Future Focus

There are approximately 20 research projects on board, including BMS’s project assessing the crystallisation of biotherapeutic compounds in microgravity. This research aims to investigate the crystallisation process and how it could improve biomanufacturing, as well as how it may eventually provide delivery of higher doses of proteins in the ‘unique environment’ that is space.

Other research on the spacecraft include two investigations using tissue chips to ‘improve understanding of heart disease and develop new treatments’ according to the ISS’s press release; multiple projects evaluating ‘technology in the harsh environment of space’ that aim to use platforms outside the space station as ‘the ultimate durability test’; and BMS’s research into the crystallisation of biotherapeutic compounds in microgravity.
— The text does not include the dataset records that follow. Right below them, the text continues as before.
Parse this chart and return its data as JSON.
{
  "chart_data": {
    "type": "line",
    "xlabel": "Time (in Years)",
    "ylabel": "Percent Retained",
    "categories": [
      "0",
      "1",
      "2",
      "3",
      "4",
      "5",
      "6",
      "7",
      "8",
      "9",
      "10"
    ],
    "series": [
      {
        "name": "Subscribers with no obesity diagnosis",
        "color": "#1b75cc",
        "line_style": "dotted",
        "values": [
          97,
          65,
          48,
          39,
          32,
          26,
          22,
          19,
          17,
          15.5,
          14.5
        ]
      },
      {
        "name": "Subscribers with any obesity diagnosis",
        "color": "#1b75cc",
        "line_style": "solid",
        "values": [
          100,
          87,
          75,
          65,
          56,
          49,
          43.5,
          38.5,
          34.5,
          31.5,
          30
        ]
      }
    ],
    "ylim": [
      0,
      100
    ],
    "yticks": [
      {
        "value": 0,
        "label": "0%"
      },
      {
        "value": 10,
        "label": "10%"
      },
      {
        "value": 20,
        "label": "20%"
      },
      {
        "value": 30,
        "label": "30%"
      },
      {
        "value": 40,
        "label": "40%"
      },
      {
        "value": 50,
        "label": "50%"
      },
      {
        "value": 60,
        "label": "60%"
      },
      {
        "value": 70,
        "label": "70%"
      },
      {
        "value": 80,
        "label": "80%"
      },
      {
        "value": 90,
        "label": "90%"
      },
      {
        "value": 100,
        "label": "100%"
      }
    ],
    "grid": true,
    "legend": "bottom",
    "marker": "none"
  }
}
BMS’s research aims to not only assess how compounds react to conditions in space, but also to understand which physical conditions result in large, high-quality crystals in microgravity. The press release explains that ‘the team aims to determine how this knowledge could help improve biomanufacturing processes, elucidation of the structure of complex molecules and convenient delivery of higher doses of therapeutic proteins on Earth.’

Robert Garmise, the associate director of BMS’s material science and engineering and the leader of the pharma’s space station research project, commented: “In the future, we hope to continue to advance our knowledge of crystallisation of therapeutics in microgravity, and then taking our learnings and applying them to broader modalities.”